The title of Lauren Sandler‘s new book One and Only: The Freedom of Having an Only Child, and the Joy of Being One says it all.
Sandler herself is an only child; she also has an only child. Will she ever have another? The process of deciding whether to have more than one child, she notes, can be anxiety-ridden for many. But why is there so much societal judgment about having only one? Why are such parents often deemed to be selfish?
For that matter, say I, why is there similar judgment for those of us who’ve chosen to remain childless or child-free? (Though not nearly as much pressure on us lesbians due to other kinds of biases.) The “only” dilemma seems on that same continuum, but different.
Let’s look at the two parts of Sandler’s title separately:
I. “The freedom of having an only child.”
Words that rankle some. But here’s what Sandler reports regarding parents of more than one child: “I’ve watched most of my friends tread into the tunnel of second children, few of them to emerge as how I remember their former engaged selves. They tell me there’s hardly the time to even consider maintaining a self. ‘You don’t have any idea how hard it is—it’s more than twice as hard,’ many of them say repeatedly, impatient and dazed….”

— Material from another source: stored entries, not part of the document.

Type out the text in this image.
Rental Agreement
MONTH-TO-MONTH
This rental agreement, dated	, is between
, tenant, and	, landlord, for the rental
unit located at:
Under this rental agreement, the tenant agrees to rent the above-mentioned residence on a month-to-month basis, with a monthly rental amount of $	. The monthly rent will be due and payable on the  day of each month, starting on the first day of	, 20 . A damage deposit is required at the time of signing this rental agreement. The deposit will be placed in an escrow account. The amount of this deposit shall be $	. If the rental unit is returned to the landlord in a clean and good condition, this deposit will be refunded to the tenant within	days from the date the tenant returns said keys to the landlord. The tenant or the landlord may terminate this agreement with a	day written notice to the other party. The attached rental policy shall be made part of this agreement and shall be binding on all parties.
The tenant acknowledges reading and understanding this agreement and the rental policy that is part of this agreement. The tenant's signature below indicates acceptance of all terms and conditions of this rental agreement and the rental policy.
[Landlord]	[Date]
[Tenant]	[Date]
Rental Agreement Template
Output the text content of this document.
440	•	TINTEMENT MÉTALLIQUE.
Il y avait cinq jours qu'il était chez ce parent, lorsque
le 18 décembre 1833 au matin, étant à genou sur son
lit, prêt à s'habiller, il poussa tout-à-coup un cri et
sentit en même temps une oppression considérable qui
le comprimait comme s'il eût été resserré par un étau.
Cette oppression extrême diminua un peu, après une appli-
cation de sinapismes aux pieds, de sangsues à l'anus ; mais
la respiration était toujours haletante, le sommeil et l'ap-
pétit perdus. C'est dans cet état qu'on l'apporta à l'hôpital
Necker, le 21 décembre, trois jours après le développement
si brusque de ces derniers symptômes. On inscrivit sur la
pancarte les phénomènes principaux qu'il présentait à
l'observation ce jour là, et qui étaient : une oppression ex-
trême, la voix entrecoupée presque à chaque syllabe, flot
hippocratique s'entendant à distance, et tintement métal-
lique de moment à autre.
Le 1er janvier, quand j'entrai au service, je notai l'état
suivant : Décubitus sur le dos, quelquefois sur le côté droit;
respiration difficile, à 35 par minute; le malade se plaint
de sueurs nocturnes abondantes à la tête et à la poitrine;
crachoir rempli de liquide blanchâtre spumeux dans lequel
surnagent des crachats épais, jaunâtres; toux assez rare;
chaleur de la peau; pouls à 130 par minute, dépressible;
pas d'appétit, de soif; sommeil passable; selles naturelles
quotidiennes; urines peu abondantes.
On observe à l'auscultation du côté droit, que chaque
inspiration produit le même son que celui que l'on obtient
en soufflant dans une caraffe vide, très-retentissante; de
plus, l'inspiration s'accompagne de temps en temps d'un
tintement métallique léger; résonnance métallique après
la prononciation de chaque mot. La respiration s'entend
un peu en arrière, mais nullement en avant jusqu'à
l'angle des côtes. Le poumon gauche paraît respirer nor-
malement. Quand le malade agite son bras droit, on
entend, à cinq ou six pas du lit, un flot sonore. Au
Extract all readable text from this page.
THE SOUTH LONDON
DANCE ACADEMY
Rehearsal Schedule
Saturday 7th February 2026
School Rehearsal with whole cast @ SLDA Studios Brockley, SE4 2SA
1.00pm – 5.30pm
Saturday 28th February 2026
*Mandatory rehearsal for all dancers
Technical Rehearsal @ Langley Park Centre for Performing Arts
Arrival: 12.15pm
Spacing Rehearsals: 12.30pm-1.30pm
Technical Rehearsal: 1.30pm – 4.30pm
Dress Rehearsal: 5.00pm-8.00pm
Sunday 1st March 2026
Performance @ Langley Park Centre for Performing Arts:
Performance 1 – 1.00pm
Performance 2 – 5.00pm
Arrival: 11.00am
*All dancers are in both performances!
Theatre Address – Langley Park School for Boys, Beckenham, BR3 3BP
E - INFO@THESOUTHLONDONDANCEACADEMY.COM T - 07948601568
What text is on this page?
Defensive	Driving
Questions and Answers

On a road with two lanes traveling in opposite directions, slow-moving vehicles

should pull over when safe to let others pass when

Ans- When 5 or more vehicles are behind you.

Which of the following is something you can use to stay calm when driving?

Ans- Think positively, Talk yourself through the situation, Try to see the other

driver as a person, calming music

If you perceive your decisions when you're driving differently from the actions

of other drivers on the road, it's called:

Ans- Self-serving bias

A couple review excerpts that speak to the freedom of having an only child:
Publishers Weekly: “…(T)he point is to ‘live the life you want,’ making choices based on individual desires and what is best for one’s particular family.”
Jessica Grose, The New Republic: “There is a welcome strain of argument undergirding this well-researched and lively book: Looking out for your own happiness is not inconsistent with being a good mother. This is a vital part of the conversation that’s not being discussed in the chatter surrounding middle-class parenting.”
II. “The joy of being one.”
Sandler combs through the research. Turns out, contrary to many myths, only kids are often well adjusted kids.
Lonely. Selfish. Maladjusted. These are the words that Toni Falbo, the leading researcher in the tiny field of only child studies, uses to explain our image of, and anxiety about, only children. I’ll unpack the myth at length, but here’s a teaser. On loneliness: as kids, we’re usually fine. As adolescents, we’re often disempowered and isolated. As adults, we face the logistical and existential nightmare of our parents’ aging and death alone. But the good news is we develop the strongest primary relationships with ourselves. On selfishness: as long as we go to school, we’re plenty socialized to play well with others. On maladjustment: we’re fine. In fact, we’re pretty fantastic.
Below Sandler goes over a list of the top myths with more specificity and in person:
The following review snippet by Jessica Grose, The New Republic, also gets to the “it’s okay to be an only” premise:
Sandler musters a great deal of data to refute the persistent lonelyselfishmaladjusted drumbeat. On the loneliness front, onlies score no higher on measurements of loneliness than children with siblings; when it comes to selfishness, onlies are more generous than kids with brothers and sisters—perhaps because they take social cues from their parents, instead of their grabby, immature sibs; in terms of maladjustment, only children have higher educational and occupational achievement.